The older I get, the hazier my memories of my grandparents and my father become. I’ve inherited faded photos, and stories muddled over the years. I’m pretty sure half of our family came from Lithuania, the other half from Germany. But the names of the towns are lost.
I try to piece the stories together, but our family is scattered by now. Relatives I’ve never met connect with me on Facebook somehow. I’ve learned that my maternal great-grandfather delivered pumpernickel on a horse and carriage in Philadelphia, that my father’s great-uncles had a haberdashery outside the city with our name writ large on the storefront …

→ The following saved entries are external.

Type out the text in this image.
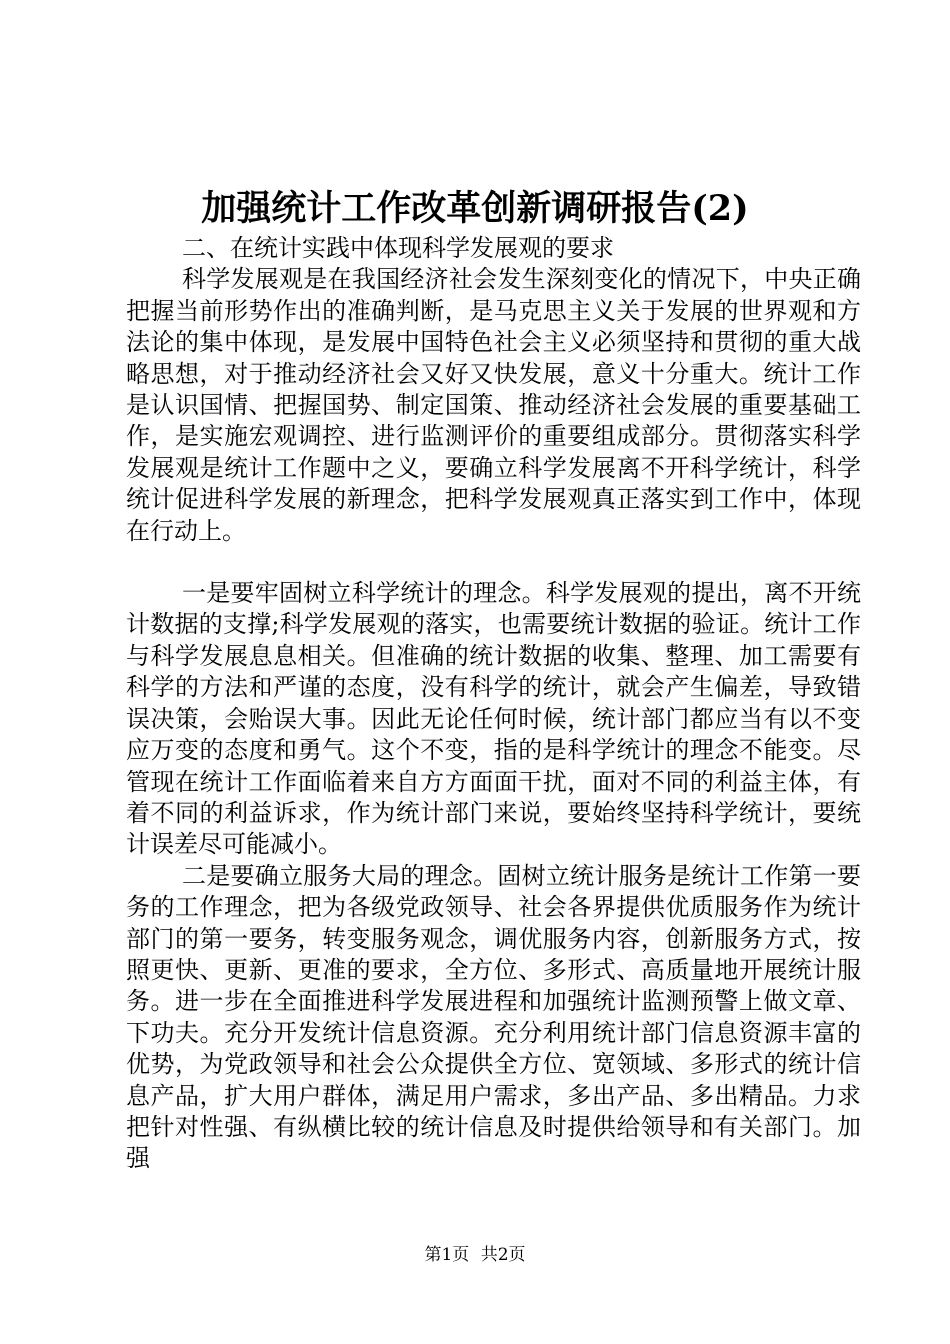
加强统计工作改革创新调研报告(2)

二、在统计实践中体现科学发展观的要求

科学发展观是在我国经济社会发生深刻变化的情况下，中央正确把握当前形势作出的准确判断，是马克思主义关于发展的世界观和方法论的集中体现，是发展中国特色社会主义必须坚持和贯彻的重大战略思想，对于推动经济社会又好又快发展，意义十分重大。统计工作是认识国情、把握国势、制定国策、推动经济社会发展的重要基础工作，是实施宏观调控、进行监测评价的重要组成部分。贯彻落实科学发展观是统计工作题中之义，要确立科学发展离不开科学统计，科学统计促进科学发展的新理念，把科学发展观真正落实到工作中，体现在行动上。

一是要牢固树立科学统计的理念。科学发展观的提出，离不开统计数据的支撑;科学发展观的落实，也需要统计数据的验证。统计工作与科学发展息息相关。但准确的统计数据的收集、整理、加工需要有科学的方法和严谨的态度，没有科学的统计，就会产生偏差，导致错误决策，会贻误大事。因此无论任何时候，统计部门都应当有以不变应万变的态度和勇气。这个不变，指的是科学统计的理念不能变。尽管现在统计工作面临着来自方方面面干扰，面对不同的利益主体，有着不同的利益诉求，作为统计部门来说，要始终坚持科学统计，要统计误差尽可能减小。

二是要确立服务大局的理念。固树立统计服务是统计工作第一要务的工作理念，把为各级党政领导、社会各界提供优质服务作为统计部门的第一要务，转变服务观念，调优服务内容，创新服务方式，按照更快、更新、更准的要求，全方位、多形式、高质量地开展统计服务。进一步在全面推进科学发展进程和加强统计监测预警上做文章、下功夫。充分开发统计信息资源。充分利用统计部门信息资源丰富的优势，为党政领导和社会公众提供全方位、宽领域、多形式的统计信息产品，扩大用户群体，满足用户需求，多出产品、多出精品。力求把针对性强、有纵横比较的统计信息及时提供给领导和有关部门。加强

第1页 共2页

But with so many of the characters missing or seemingly foreign to me despite distant familial connections, much of it doesn’t really add up to a coherent story of where I come from. What I crave is the opportunity to reach through the impossible, to ask my grandparents, great-grandparents — my father — endless questions of who they were, what they believed, what they felt, where they came from. What was their immigrant experience like? What about their old world and new still reverberate in my experience? After all, it is about me. And you. And you …
All of us want to understand ourselves better, where we come from and where we are going. What was my father thinking when he was my age, shortly before he passed? What would he want me to know? What stories would he have told me about himself, stories unvarnished by the interpretations or judgments of others across the passage of time? Stories told by him directly to me and my descendants? I’d give just about anything to know.

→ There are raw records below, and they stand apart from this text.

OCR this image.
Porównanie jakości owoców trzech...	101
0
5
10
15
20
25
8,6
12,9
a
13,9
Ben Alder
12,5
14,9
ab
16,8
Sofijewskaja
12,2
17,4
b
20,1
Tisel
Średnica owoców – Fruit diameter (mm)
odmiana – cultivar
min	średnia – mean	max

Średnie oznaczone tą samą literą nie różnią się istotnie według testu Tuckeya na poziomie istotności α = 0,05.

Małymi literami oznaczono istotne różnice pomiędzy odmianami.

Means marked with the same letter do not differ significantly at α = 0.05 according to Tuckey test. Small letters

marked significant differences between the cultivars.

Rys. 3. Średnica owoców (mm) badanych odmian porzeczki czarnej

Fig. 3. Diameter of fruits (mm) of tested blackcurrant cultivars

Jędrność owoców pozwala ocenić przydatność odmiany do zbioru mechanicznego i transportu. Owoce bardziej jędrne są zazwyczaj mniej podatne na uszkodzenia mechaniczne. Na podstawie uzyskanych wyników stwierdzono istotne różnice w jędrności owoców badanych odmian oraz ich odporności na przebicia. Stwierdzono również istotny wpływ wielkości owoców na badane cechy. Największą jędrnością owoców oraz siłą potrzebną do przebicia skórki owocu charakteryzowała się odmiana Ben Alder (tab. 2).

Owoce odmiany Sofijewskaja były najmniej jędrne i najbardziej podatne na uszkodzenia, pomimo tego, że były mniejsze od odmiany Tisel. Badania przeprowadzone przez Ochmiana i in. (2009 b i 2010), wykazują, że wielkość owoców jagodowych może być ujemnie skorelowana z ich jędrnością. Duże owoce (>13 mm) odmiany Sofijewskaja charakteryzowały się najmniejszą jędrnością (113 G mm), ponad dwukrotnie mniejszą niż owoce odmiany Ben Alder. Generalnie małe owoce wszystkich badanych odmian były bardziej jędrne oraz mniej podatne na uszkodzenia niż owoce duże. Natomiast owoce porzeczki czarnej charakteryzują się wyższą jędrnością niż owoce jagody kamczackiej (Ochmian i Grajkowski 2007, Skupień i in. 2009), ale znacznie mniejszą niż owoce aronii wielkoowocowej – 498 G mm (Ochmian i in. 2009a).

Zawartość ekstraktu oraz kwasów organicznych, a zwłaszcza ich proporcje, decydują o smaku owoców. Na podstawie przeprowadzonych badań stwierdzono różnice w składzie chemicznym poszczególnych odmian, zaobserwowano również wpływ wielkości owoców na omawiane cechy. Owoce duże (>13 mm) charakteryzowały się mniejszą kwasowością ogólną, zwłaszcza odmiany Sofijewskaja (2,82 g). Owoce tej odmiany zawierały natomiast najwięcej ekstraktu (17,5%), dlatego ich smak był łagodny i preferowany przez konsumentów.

Which is why I was particularly moved to learn about a new endeavor by three local videographer-documentarians to capture the stories of our loved ones before it’s too late.
They call themselves Imprint Films, and their passion is to create broadcast-quality — yes, broadcast quality — first-person documentaries of up to an hour in length. “We’ve found that’s the amount of time needed to really let someone tell their story,” said Michael Johnson, one of the three founders. Depending on what a customer purchases, that hour can include a large amount of archival material such as family photos, videos and even period music; and multimedia of the era such as vintage stock footage of the New York subway system in the 1930s and turn-of-the-century Europe; and music of the era such as early jazz — touches that help the stories really come alive.
“There’s an art to telling a story, making it cohesive, helping a person convey what they really want to convey,” said Mark Farrell, Johnson’s partner. “It’s not just about hearing someone’s stories. It’s about building a lasting imprint, a narrative of that person as they wish to be remembered. It’s about recording those ‘aha!’ moments, those flashes of recognition for younger family members to better understand who they themselves are, why they do what they do, the spark that started it all, and how it passes down through the generations.”
For those of you who haven’t been behind of the scenes of such endeavors, suffice it to say that an hour of broadcast-quality video can occupy many weeks of time for an interviewer, videographer, archivist and post-production editor, which is something that Farrell knows well. He’s made a dozen celebrity biographies for A&E, chronicling the likes of Bruce Springsteen and Jennifer Anniston. And believe it or not, earlier in his career, he was a young tech on the set of the Frost-Nixon interviews.
While he’s proud of his celebrity biographies, Farrell said he has a distinct preference for telling real people’s stories, stories that matter on a deeper level to the people who watch them. “The idea came to me after my dad died,” he said. “And I really wish I had thought of it earlier, in time.”
It was at around that same time that Johnson approached Farrell with a similar idea. Johnson — who has led a peripatetic life as a teen counselor, peace activist, life coach and documentarian, among other things — said he has always been fascinated by the idea of capturing the stories that elders have to tell. “When I hear the wisdom they have to share, and their stories of resilience, it gives me strength,” Johnson said. “To act on it while our elders are still lucid and healthy, that’s very rewarding work.”
Rounding out the team is Nick Keene, an accomplished video editor who helped produce a 10-part series on end of life for the National Board of Chaplains, among other large-scale professional projects. All three men live in South County.

Imprint Films has already produced several biographical films, including of the parents of Dr. Mark Hyman, the nationally recognized wellness physician. Clips of his parents’ videos are posted on the company’s website. One learns that Hyman’s mother, Ruth, was raised by deaf parents and made communication among her life’s works. His father, Saul, describes growing up in Brooklyn in a very different era, and about how much family means to him. Imprint Films even filmed him enjoying his favorite hobby: flying.
Ruth’s and Saul’s stories seemingly come alive with archival photos and family videos, newspaper clippings, immigration papers, music from the eras they are talking about and through a lively interviewing process. The production values are so high that it feels like you’re watching their stories on broadcast television.

Three weeks after Imprint Films finished recording and editing Ruth’s story, she passed. But she had the opportunity to share her story for future generations, and it was played at her memorial service. “It was really something to see, Ruth talking at her own service,” Farrell says. “It was so powerful, like she was there. And it made me proud. I know I’m doing something worthwhile that people are going to cherish.”
Dr. Hyman’s father, Saul, passed away this summer. “Mark’s parents’ life stories are now captured,” Johnson says. “For future generations. Not just here and now. Think three or four generations down the road and how they’ll hear where they come from.”